We had breakfast in the hotel garden while the three girls in the room next door shrieked and screamed and fought in the shower. Then we changed rooms because the bookings got mixed up, and went to see the Taj Mahal. The price for non-Indians is about ten times the local cost, but at about nine pounds each is hardly extortionate. We went through a checkpoint to make sure we had no food, matches or computers on us, and then walked through some gardens and up to the gate.

The Taj Mahal is quite simply the most beautiful building I have ever seen. It is built entirely out of white marble and inlaid with malachite, lapis lazuli and carnelion in designs of flowers and vines. Everything about it is stunning and perfect and it was absolutely breath-taking. It was a hazy day so I don't think our photos will do it justice, but the scale and magnificence of the place was incredible. It is one of the few places in the world that lives up to its reputation. We spent a while taking photographs from the entry gate, which is a gorgeous monument in its own right, and then wandered along the paths fending off the touts offering guided tours, until we came to the bottom of the mausoleum.

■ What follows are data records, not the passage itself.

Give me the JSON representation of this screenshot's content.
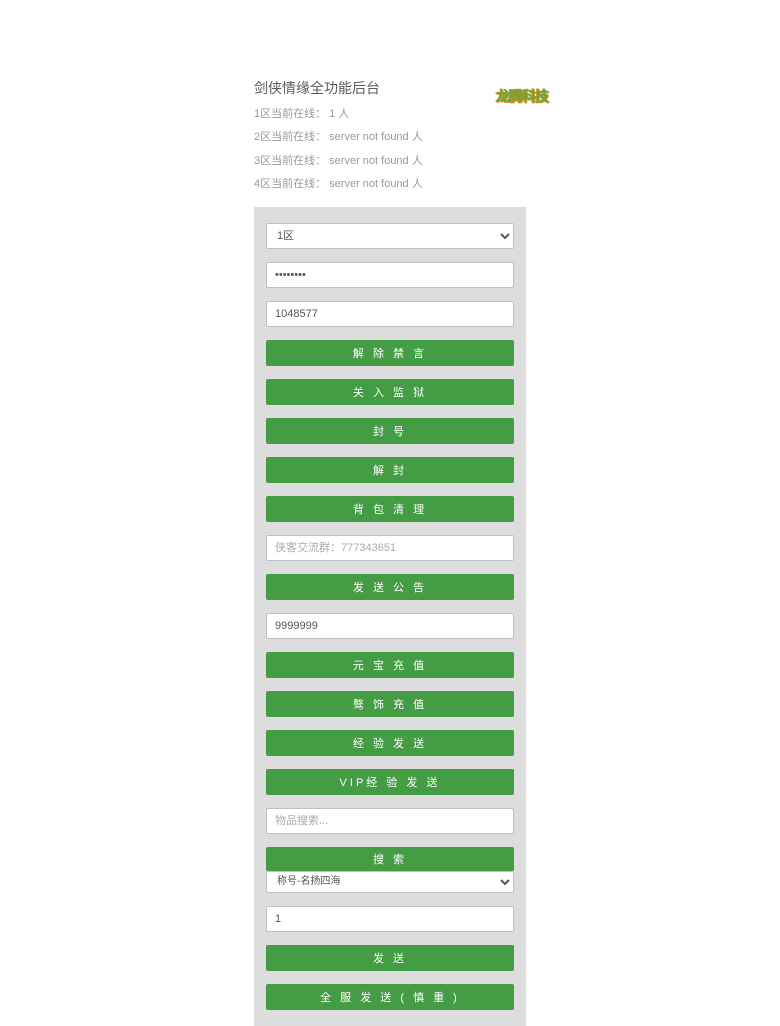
{
  "header": {
    "title": "剑侠情缘全功能后台",
    "logo_text": "龙腾科技",
    "status": [
      {
        "zone": "1区当前在线： 1 人"
      },
      {
        "zone": "2区当前在线： server not found 人"
      },
      {
        "zone": "3区当前在线： server not found 人"
      },
      {
        "zone": "4区当前在线： server not found 人"
      }
    ]
  },
  "zone_select": {
    "options": [
      "1区"
    ]
  },
  "inputs": {
    "password_value": "••••••••",
    "account_value": "1048577",
    "msg_placeholder": "侠客交流群：777343651",
    "amount_value": "9999999",
    "item_search_placeholder": "物品搜索...",
    "quantity_value": "1"
  },
  "item_select": {
    "options": [
      "称号-名扬四海"
    ]
  },
  "buttons": {
    "unban": "解 除 禁 言",
    "jail": "关 入 监 狱",
    "ban": "封 号",
    "unseal": "解 封",
    "clear_bag": "背 包 清 理",
    "send_notice": "发 送 公 告",
    "recharge_yuanbao": "元 宝 充 值",
    "recharge_zhuangshi": "骜 饰 充 值",
    "send_exp": "经 验 发 送",
    "send_vip_exp": "VIP经 验 发 送",
    "search": "搜 索",
    "send": "发 送",
    "send_all": "全 服 发 送 ( 慎 重 )"
  }
}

We had to take our shoes off to walk in it, and a man asked for money under a sign that said shoes would be kept free of charge. The area smelled of feet and Indian men breaking wind.

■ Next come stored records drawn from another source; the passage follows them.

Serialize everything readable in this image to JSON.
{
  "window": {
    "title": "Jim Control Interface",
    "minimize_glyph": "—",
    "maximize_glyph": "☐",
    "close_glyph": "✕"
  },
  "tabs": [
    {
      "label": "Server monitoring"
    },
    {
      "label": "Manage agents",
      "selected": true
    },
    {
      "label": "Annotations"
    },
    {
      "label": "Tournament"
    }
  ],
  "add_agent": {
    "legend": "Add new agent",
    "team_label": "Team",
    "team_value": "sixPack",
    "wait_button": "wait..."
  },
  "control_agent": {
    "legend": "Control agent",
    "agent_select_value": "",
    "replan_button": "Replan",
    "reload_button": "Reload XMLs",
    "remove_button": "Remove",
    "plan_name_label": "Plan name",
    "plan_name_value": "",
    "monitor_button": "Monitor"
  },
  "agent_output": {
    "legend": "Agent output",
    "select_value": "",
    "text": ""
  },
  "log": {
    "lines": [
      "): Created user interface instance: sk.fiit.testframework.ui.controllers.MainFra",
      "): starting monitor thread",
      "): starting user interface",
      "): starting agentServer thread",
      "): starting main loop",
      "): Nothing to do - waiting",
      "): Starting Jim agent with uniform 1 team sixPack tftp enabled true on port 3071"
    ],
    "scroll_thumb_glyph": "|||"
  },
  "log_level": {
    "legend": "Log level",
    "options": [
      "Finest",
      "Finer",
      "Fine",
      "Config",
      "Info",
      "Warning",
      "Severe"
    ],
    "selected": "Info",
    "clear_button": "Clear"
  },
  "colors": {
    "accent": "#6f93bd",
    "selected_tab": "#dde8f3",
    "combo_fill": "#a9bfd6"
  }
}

The white marble was very cold under foot, but without shoes there were no footsteps to be heard and the place was strangely quiet. We spent a long time waiting for clear shots of the walls, turrets and minarets, and just took a while to wander round slowly, appreciating the place from all sides. Inside the tomb itself it was dark and echoey. The place was a giant stone cavern and the sounds of a hundred voices and the occasional shout reverberating off the walls was quite eerie. In my role as tour guide, I shone a torch into the marble to show how translucent the stone was, and to show the colours of the inlaid gemstones. It was beautiful. Mikey says that if he can, he'll make me one, one day.

We strolled through the gardens too, stopping to watch the chipmonks and monkeys playing and just enjoying the sunshine. We were going to have a look at the museum, but as we arrived all the power went off so we didn't manage it. Instead we took a rickshaw out to Agra Fort to have a look at that. On the way we saw a rickshaw-wallah sitting inthe back of his own bike and being driven by an American backpacker. We thought that was quite cool (especially as the American paid for the privilege) but Indian pedestrians and other drivers thought it was the most hilarious thinng they'd ever seen.

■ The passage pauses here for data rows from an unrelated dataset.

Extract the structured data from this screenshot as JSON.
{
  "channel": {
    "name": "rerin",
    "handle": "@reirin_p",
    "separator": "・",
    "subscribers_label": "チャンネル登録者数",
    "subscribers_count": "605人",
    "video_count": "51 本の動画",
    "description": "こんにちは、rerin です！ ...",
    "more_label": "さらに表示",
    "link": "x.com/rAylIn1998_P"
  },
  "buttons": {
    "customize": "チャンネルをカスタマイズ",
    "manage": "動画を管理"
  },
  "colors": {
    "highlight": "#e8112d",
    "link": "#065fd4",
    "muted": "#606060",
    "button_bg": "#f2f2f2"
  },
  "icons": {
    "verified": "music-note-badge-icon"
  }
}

We saw some impressive red sandstone buildings yesterday, and I was expecting more of the same, but Agra Fort surprised me. Along with the huge walls and battlements, there were loads of really delicate, intricate marble palaces and pagodas and carved areas. We spent a couple of hours just ambling around, popping into rooms and wandering through doors and along corridors. We took loads of photos, too! The Taj Mahal was only just visible through the smog, but it was still a remarkable sight from this distance.

We took a rickshaw back to the hotel and checked our email. We paid the driver twice his asking price because he didn't try to overcharge us. I'm sure that's not a good system, but he seemed happy. Later, we decided to go and get tickets for the opening of the Taj Mahal at night - the first time in twenty years that it would be open after 6pm, but unfortunately there were only four hundred tickets and we should have started queuing at 11am. There wouldn't have been any lights on there anyway, but it would have been nice to have seen it by moonlight. We had supper and I repacked my bag to try and whittle out as much rubbish as possible, but it's never going to work .I just insist on carrying far too much junk around with me.